According to Yung, many vests turned in by Soldiers after washing and drying were damaged or had shrunk to the point where the ballistic plates would no longer fit in them.
"Soldiers know they have to get stuff cleaned, and there was no way for them to get it cleaned," Yung said. "We weren't providing the Soldiers with the correct way to get it cleaned safely. So we were asked to evaluate various commercial cleaning technologies."
The one-year study, sponsored by Product Manager Soldier Protective Equipment, was completed in April 2010, using 90 IOTVs from the Central Issue Facility at Fort Campbell, Ky. The vests were separated into nine groups of 10 each in three classifications -- lightly, moderately and heavily soiled.

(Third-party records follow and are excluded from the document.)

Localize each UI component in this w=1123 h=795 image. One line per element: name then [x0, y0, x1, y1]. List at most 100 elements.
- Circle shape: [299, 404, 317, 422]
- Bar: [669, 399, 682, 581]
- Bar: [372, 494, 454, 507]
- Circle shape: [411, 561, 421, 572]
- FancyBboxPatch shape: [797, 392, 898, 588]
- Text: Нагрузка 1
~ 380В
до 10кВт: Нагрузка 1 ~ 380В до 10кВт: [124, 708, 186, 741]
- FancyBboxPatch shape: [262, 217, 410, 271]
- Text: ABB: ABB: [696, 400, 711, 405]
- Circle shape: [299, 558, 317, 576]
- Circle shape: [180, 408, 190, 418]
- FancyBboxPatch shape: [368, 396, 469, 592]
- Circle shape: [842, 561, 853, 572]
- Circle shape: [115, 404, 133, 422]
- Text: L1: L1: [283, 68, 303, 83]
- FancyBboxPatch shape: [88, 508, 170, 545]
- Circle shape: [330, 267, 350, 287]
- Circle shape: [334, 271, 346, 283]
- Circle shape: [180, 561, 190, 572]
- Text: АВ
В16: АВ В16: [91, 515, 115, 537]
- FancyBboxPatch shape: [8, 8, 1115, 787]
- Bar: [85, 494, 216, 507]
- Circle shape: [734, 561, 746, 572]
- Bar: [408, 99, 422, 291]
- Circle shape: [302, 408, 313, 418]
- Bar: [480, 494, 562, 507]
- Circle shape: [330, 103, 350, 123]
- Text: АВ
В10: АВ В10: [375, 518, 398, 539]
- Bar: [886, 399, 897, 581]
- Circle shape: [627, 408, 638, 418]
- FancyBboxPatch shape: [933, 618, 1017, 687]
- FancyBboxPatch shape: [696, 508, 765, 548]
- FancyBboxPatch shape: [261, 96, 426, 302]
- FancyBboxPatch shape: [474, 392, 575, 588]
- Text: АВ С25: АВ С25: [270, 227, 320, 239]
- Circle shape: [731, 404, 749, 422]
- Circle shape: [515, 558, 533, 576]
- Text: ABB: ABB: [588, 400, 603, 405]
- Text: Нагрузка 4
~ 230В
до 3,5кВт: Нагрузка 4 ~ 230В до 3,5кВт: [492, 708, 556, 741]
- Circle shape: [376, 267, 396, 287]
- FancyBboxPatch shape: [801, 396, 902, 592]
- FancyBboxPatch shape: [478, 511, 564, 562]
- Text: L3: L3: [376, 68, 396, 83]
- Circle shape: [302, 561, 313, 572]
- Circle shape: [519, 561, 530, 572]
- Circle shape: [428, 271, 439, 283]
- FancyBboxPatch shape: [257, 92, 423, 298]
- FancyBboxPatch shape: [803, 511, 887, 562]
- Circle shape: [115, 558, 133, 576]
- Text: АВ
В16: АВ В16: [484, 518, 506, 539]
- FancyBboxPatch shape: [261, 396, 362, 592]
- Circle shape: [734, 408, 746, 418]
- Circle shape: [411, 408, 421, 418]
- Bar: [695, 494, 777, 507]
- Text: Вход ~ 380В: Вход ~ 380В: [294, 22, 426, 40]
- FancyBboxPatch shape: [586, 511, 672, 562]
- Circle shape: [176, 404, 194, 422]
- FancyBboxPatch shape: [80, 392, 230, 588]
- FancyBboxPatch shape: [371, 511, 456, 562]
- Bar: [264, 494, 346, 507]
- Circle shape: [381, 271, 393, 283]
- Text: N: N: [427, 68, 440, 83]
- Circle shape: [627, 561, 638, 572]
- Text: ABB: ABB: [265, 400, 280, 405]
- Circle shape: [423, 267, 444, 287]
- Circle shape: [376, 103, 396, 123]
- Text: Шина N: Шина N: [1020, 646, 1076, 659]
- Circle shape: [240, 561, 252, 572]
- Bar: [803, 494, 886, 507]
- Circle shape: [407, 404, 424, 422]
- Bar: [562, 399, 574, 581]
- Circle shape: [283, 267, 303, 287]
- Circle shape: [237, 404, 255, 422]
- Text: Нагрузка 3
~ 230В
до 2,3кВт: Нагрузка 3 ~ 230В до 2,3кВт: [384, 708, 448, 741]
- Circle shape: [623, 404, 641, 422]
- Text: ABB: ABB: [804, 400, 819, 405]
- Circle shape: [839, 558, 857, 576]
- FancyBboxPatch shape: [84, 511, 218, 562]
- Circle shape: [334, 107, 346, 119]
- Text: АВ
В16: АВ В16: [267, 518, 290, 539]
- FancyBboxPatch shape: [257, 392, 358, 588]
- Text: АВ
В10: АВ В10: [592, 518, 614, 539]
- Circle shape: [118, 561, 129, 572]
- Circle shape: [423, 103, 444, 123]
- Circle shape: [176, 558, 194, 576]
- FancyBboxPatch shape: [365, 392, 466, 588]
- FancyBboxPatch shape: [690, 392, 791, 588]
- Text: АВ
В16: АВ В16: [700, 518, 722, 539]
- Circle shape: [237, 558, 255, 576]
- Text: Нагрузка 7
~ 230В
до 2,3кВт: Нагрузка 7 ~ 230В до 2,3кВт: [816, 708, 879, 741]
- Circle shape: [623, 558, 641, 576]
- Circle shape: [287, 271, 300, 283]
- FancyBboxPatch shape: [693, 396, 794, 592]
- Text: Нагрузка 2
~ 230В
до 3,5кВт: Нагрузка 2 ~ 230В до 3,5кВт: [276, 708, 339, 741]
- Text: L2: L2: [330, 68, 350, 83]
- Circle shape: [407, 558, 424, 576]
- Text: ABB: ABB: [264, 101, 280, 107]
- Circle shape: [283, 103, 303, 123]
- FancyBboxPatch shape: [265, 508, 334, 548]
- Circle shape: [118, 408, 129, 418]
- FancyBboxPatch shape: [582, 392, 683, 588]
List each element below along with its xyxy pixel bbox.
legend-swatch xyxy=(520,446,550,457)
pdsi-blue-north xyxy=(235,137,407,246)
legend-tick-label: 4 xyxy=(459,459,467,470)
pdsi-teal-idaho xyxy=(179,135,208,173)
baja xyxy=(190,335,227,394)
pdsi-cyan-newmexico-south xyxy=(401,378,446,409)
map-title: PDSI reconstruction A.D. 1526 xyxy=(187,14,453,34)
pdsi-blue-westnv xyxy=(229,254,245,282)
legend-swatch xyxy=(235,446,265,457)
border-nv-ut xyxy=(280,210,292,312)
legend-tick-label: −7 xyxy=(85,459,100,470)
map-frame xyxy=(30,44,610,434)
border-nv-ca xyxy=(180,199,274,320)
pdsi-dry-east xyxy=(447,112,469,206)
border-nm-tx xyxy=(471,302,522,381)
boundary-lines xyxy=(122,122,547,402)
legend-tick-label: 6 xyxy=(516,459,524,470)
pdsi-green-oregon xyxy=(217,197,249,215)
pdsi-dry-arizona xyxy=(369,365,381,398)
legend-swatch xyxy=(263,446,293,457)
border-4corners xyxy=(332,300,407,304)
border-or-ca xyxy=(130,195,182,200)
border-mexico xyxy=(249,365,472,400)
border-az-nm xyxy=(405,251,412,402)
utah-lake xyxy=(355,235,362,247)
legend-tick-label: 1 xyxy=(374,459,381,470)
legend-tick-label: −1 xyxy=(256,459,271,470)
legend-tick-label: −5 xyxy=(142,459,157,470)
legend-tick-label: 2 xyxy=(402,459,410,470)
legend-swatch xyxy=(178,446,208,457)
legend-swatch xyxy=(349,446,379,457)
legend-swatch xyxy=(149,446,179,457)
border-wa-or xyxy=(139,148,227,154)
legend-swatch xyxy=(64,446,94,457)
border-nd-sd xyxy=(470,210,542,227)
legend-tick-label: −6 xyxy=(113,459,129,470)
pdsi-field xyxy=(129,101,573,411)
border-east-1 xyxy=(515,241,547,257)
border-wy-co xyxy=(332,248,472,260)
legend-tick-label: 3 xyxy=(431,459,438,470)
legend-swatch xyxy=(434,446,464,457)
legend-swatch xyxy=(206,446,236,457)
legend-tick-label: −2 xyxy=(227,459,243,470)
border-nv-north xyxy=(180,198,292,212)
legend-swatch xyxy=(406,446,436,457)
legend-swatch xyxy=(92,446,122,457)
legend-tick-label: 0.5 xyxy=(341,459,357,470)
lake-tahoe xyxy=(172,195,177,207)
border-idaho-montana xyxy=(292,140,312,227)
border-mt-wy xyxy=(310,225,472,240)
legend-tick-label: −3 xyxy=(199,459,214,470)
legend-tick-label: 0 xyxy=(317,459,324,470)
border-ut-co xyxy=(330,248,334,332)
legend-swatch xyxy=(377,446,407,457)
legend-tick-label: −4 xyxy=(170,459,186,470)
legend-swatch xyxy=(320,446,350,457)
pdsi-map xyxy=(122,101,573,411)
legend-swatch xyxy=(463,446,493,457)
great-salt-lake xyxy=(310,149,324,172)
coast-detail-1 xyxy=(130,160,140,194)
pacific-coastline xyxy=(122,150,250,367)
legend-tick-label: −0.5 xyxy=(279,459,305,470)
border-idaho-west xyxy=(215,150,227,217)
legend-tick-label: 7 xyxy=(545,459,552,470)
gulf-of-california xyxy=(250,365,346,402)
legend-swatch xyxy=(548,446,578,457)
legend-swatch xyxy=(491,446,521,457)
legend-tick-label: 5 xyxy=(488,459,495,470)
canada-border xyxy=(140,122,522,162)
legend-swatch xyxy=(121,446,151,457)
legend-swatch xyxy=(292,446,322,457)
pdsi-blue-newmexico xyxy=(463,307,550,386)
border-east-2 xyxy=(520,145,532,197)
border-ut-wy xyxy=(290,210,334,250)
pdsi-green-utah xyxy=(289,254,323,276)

After the IOTVs were commercially cleaned three times each using four different methods in Nashville, Tenn., they were sent to the Textile Materials Evaluation Team at Natick. Testing there revealed that commercial cleaning of IOTV components, using "computer-controlled wet cleaning," was safe, effective, would result in a huge cost saving over replacement, and would help ease any shortage of vests in theater.
"In 2010 and 2011, the Central Management Office has cleaned a total of 145,000 IOTVs," Yung said. "And we estimate that by cleaning them, we have helped avoid spending over $62 million, because if they could not be cleaned, then the Army would have to buy new ones to replace them."
Yung pointed out that with as many as 1 million vests in the inventory, cleanings at $17 apiece make much more sense than buying replacements.
Before the first contract expired, as many as 2,500 IOTVs were being cleaned per week at contractors. A second contract being developed by the CMO should be issued soon.
"There's a backlog of dirty IOTVs," said equipment specialist Sellazzo. "Guys are deploying and redeploying, and they can't get their stuff cleaned fast enough."
Yung said that cleaning other Organizational Clothing and Individual Equipment, or OCIE, items would also be feasible.
"I think the application is pretty broad," said Yung, "and that could create more and more savings for the Army."
Next, Yung and Sellazzo want to contract for IOTV repairs as another way of saving money for the Army.
"Based on our studies, we found that about 76 percent of the Soldier Plate Carrier Systems returned from theater were damaged," Yung said. "We can repair them for less than ($20), on the average. That's another area, I think, that can create a lot of cost avoidance opportunity for the Army."
Yung and Sellazzo have already helped save tens of millions of dollars, and are proud to have done so.
"It's kind of rewarding to see our work produce benefits for the government," Yung said. "We expect the cost avoidance to continue through the future years, as well."